Na China, a missão do Superior Tribunal Militar do Brasil reuniu-se com representantes do China Institute for International Strategic Studies (CIISS). A presidente do STM, Maria Elizabeth Rocha, e o vice-presidente, Francisco Joseli Parente Camelo, participaram do encontro.
O objetivo foi apresentar a estrutura e as competências da Justiça Militar da União, destacando o papel da Corte no julgamento de desvios e práticas ilícitas para preservar a hierarquia, a disciplina e a integridade institucional das Forças Armadas brasileiras.
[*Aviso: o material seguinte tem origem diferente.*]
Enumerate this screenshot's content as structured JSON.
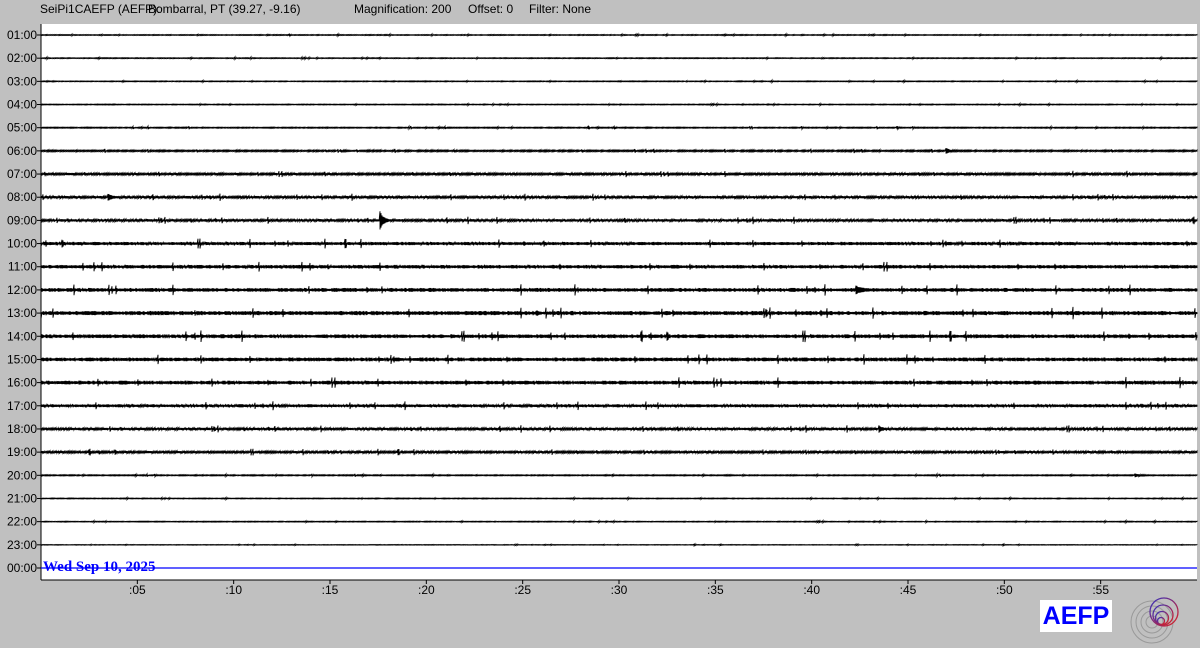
{
  "header": {
    "station": "SeiPi1CAEFP (AEFP):",
    "location": "Bombarral, PT (39.27, -9.16)",
    "magnification": "Magnification: 200",
    "offset": "Offset: 0",
    "filter": "Filter: None"
  },
  "logo": {
    "text": "AEFP",
    "color": "#0000ff"
  },
  "chart_data": {
    "type": "line",
    "title": "",
    "date_label": "Wed Sep 10, 2025",
    "row_labels": [
      "01:00",
      "02:00",
      "03:00",
      "04:00",
      "05:00",
      "06:00",
      "07:00",
      "08:00",
      "09:00",
      "10:00",
      "11:00",
      "12:00",
      "13:00",
      "14:00",
      "15:00",
      "16:00",
      "17:00",
      "18:00",
      "19:00",
      "20:00",
      "21:00",
      "22:00",
      "23:00",
      "00:00"
    ],
    "x_ticks": [
      ":05",
      ":10",
      ":15",
      ":20",
      ":25",
      ":30",
      ":35",
      ":40",
      ":45",
      ":50",
      ":55"
    ],
    "x_range_minutes": [
      0,
      60
    ],
    "relative_noise": [
      0.3,
      0.3,
      0.3,
      0.3,
      0.4,
      0.6,
      0.8,
      0.9,
      0.9,
      1.2,
      1.3,
      1.4,
      1.5,
      1.4,
      1.4,
      1.4,
      1.1,
      0.9,
      0.8,
      0.4,
      0.3,
      0.3,
      0.2,
      0
    ],
    "events": [
      {
        "row": "09:00",
        "minute": 17.6,
        "relative_amplitude": 8
      },
      {
        "row": "08:00",
        "minute": 3.5,
        "relative_amplitude": 2.5
      },
      {
        "row": "06:00",
        "minute": 47.0,
        "relative_amplitude": 2
      },
      {
        "row": "12:00",
        "minute": 42.3,
        "relative_amplitude": 3
      },
      {
        "row": "18:00",
        "minute": 43.5,
        "relative_amplitude": 2.5
      },
      {
        "row": "20:00",
        "minute": 56.8,
        "relative_amplitude": 1.5
      }
    ],
    "colors": {
      "trace": "#000000",
      "current_row": "#0000ff",
      "date_label": "#0000ff"
    }
  }
}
Em resposta, os especialistas chineses afirmaram que a China respeita a soberania dos países e não busca ampliar sua esfera de influência. A comitiva brasileira também manteve diálogo com dirigentes e acadêmicos da Universidade de Ciências Políticas e Direito da China Oriental (ECUPL).
Encontro com a comunidade acadêmica chinesa
Durante o segundo evento, houve discussão sobre semelhanças e diferenças entre os sistemas jurídicos do Brasil e da China, com ênfase nas justiças especializadas que existem nos dois países. O diálogo apontou convergências relevantes entre as instituições.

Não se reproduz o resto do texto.